Apparently I get all the butt-dogs, and it's pretty much my own fault for signing up for those cases. Today's butt-dog was actually a vag-dog, but that's close enough.

I don't know why, but I was on top of it today. Man, I was getting everything done, immediately, which is totally not how yesterday went. It's also not how today went for my classmates on my roster, but I think that has to do with the timing of the various surgeries. Instead of describing my day like a story, I'm going to try a different approach.

My Patients
- Butt-dog: Yesterday's surgery (they stay the night in hospital), this guy was a huge sweetie. He was always friendly and cheerful, wagged his tail and sat down when I approached with a leash, and never tried to eat any of the other patients.
- Vag-dog: Came in for emergency (same-day) surgery due to a vaginal prolapse. Ouchie. Despite her situation, surprisingly also a sweetie. She was pregnant with puppies worth $10,000 each, so even though they usually get speyed to help prevent recurrence of the prolapse, that was not going to happen here. We had to confirm that was the case, so we did a quick ultrasound, and found at least two live puppies by their heartbeat. We only checked one side, so there are likely several more puppies.
- Fluff-ball spinal-dog 1: There are actually two small fluffy dogs that are spinal patients (both have paralysed hind limbs), and one of them is mine. I actually confused them when I signed up so got the less-cute one, but she's still very silly. I have to walk her with a sling under her hind end, like a wheelbarrow.
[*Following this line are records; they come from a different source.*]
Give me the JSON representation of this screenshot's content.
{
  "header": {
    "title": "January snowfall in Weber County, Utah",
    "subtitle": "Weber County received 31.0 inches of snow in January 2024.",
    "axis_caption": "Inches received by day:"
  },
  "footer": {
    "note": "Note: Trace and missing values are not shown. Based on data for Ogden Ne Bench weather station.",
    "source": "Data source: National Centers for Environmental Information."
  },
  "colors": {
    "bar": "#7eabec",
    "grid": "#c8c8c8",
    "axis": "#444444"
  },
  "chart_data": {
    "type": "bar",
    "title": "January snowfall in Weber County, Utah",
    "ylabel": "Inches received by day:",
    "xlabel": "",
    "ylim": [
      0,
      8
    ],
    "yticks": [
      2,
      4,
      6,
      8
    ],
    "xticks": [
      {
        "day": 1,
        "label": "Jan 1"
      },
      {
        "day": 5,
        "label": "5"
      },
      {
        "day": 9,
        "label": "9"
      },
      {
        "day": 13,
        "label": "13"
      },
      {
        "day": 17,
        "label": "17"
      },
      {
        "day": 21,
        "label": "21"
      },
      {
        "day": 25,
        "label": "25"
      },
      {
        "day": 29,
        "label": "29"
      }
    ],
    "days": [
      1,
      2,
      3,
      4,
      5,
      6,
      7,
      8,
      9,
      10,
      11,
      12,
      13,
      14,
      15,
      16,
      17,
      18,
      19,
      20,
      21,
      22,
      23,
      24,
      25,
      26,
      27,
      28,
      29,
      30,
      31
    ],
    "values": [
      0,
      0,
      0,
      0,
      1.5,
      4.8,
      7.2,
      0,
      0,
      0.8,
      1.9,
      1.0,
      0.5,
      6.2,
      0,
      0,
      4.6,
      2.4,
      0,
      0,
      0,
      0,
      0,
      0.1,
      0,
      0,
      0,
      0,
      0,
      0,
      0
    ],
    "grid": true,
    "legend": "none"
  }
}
It's kind of bizarre walking a spinal dog and then a normal dog right after, because you get used to managing the spinal dog's disability.

Responsibilities
(1. Do the consult - I haven't done any yet)
2. Perform physical exam and write up paperwork for findings
3. Fill in "patient management sheet," which is basically setting out a plan of what needs to be done when, like walking, feeding, meds, etc, for that day and the next day
4. Scrub in on the surgery
5. Decide and calculate post-op analgesia
6. Call owners
7. Write a surgery report explaining the procedure
8. Write a discharge sheet for the client, explaining what happened in hospital, what/how to give meds, and home care
9. Take care of walking, feeding, meds, physiotherapy etc during the day, as well as the next morning (surgery patients stay overnight)
10. Meet with client by yourself, go over everything and send animal home

In Between
- Rounds every morning and every afternoon, where we meet as a group and tell each other about our patients, and usually discuss aspects of those diseases
- Homework - we're supposed to present some topics on thursday
- Explain things to other roster students that you've figured out, like how to work the computer system
- Get assigned new patients

Apparently some of the other rosters, like the non-referral medicine, don't have much to do and just sit on their thumbs all day. I had absolutely no idea that the rest of my classmates are not nearly as busy as the four of us on referral surgery.